Et je pense qu'il faut assurer la fluidité puis l'harmonie dans l'application des dispositions de la loi plutôt que de prévoir une disposition un peu alambiquée puis dire : Si tu ne respectes pas ce délai-là, là ça va prendre un mécanisme de vérification dans chaque dossier qui concerne l'annulation d'une indemnité de remplacement de revenus. Est-ce que la décision est rendue dans le délai qui est prévu de 90 jours? Et, à ce moment-là, si la décision n'est pas rendue...

Vous le savez, qu'en pratique ces délais-là ne sont pas... sont généralement pas... On dit : «La décision [contestant] doit être rendue dans les 90 jours qui suivent le dépôt de l'acte introductif et dans les 60 jours de la prise en délibéré de l'affaire.» Bon, je pense que c'est l'objectif du TAT qui n'est pas rencontré.
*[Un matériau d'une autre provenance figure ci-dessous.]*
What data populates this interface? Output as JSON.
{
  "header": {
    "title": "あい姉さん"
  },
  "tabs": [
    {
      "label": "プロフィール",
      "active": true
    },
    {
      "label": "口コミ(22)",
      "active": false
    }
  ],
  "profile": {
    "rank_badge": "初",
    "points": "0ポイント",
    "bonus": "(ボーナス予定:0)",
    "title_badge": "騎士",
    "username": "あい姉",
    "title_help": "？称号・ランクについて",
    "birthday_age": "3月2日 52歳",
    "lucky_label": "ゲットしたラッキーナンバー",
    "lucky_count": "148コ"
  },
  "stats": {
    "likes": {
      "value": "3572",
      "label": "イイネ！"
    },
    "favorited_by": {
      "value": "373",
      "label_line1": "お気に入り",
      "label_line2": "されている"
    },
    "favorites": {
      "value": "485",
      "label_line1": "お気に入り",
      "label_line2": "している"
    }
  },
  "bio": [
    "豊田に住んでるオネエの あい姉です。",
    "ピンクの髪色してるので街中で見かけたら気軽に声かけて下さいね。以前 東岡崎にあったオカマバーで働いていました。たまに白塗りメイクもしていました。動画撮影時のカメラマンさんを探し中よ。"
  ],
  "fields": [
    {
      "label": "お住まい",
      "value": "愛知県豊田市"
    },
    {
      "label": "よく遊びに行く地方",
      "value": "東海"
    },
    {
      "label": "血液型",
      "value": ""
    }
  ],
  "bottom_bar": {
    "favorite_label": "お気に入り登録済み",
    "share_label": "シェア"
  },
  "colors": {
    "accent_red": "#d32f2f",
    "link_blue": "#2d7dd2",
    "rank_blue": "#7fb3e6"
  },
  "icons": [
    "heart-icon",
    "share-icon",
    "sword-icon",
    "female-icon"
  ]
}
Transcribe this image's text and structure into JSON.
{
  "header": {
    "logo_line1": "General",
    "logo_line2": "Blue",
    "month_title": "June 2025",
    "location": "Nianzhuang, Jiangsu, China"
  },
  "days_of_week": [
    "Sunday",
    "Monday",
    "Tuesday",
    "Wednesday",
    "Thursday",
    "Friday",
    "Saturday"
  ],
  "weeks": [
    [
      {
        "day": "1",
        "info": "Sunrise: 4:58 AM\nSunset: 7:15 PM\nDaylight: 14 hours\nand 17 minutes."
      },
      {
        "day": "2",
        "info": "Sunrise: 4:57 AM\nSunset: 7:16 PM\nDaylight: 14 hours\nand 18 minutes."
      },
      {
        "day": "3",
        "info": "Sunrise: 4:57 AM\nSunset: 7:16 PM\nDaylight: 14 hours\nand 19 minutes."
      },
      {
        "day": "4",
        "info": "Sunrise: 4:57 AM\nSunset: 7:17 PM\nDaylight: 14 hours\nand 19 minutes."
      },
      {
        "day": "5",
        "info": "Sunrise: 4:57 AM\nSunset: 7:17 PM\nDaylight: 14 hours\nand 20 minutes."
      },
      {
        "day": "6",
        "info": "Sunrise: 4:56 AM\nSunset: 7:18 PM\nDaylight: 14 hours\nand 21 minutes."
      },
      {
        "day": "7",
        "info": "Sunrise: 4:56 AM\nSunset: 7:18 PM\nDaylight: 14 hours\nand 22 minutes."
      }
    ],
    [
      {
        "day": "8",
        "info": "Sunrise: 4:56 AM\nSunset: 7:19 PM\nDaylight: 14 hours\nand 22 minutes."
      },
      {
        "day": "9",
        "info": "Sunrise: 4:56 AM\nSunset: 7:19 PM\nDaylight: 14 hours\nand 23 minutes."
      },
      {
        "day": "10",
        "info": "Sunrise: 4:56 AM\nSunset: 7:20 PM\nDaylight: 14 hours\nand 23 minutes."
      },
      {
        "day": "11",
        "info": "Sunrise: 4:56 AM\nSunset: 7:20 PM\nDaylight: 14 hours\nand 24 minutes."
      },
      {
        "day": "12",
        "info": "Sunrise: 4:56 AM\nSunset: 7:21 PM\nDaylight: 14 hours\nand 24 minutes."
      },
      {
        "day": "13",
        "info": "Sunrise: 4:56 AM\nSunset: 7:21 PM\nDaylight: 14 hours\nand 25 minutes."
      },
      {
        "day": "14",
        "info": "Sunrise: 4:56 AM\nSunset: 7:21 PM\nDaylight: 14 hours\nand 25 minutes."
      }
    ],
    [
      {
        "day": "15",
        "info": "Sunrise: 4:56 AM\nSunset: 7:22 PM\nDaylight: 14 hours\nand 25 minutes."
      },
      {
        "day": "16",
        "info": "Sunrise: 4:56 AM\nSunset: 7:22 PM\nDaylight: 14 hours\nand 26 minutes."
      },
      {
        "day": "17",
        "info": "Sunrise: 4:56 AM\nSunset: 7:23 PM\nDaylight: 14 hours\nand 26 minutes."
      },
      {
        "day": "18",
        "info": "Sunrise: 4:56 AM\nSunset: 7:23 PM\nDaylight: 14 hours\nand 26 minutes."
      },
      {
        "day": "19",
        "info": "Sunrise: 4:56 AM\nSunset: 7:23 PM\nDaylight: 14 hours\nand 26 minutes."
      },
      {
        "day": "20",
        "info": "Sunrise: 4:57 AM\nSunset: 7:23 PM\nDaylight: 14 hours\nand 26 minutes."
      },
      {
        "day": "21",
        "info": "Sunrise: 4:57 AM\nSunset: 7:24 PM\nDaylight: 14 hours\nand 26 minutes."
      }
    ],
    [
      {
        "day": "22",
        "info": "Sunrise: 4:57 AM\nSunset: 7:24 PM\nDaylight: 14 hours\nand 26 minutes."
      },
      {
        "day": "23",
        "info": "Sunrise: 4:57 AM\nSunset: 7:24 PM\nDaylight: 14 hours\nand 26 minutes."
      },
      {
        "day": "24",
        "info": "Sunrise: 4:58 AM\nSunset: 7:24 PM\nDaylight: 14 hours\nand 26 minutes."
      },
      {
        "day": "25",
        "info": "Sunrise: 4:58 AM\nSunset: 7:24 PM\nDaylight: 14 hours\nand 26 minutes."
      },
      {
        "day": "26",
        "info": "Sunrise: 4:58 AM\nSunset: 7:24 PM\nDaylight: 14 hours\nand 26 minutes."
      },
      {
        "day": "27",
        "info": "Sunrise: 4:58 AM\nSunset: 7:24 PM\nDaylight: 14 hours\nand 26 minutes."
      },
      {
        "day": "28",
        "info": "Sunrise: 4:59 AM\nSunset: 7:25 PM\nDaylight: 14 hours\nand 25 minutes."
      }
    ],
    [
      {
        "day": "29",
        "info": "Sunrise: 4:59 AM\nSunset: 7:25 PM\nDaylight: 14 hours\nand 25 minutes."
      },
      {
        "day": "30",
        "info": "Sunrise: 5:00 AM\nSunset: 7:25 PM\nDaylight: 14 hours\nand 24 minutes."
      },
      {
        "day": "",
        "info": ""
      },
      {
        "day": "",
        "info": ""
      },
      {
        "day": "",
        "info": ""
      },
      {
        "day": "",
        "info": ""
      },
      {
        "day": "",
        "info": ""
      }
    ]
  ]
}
Mais, à chaque fois que ça va être 92 jours, on va dire : Ton droit de recevoir l'IRR renaît pour deux jours ou pour 12 jours. Imaginez la complexité dans le fonctionnement, dans la gestion puis l'administration d'une façon de faire comme celle que vous proposez là, alors qu'il y a la possibilité d'obtenir un sursis.

Puis je reviens tout le temps à 363 : quand la décision finale est rendue, même si le travailleur n'a pas raison, il n'a pas à rembourser. Puis l'employeur n'a même pas l'équivalent, donc il n'est pas remboursé. Puis ça fait partie du volume de cotisations, c'est payé à même le volume de cotisations assumées par les employeurs. Ça fait que je pense que ça complexifie.

Je comprends votre objectif. Le remède à l'objectif que vous avez en tête, comme pour votre amendement précédent, c'est de s'assurer, un, que les sursis soient entendus d'urgence, comme c'est prévu, puis, deux, que les délais d'audience au TAT soient rendus le plus possible conformément aux délais prévus dans la loi. Merci.

M. Leduc : Quand vous dites : La personne n'a pas à rembourser, bien, en effet. Mais rembourser quoi? Elle n'a même pas droit à son IRR, elle perd son IRR. Elle n'aurait pas grand-chose à rembourser si, pendant neuf mois, 10 mois, peut-être plus, elle n'a plus son IRR. Je ne vois pas une grosse facture, là. Ça fait que, si elle n'a pas à rembourser, d'accord, c'est le principe général qui gouverne le TAT et la commission. Tant mieux. Moi, je suis d'accord avec ce principe-là. Mais, elle n'a pas à rembourser, c'est ça, le problème, c'est qu'elle n'a rien à rembourser. Elle n'a rien du tout. Elle n'a plus d'IRR, elle le perd pendant plusieurs mois. Puis le fait que ça soit plusieurs mois, ce n'est pas de sa faute, c'est de la faute d'un système qui, pendant longtemps, s'est... pour toutes sortes de raisons, là, a développé ce genre de retard là.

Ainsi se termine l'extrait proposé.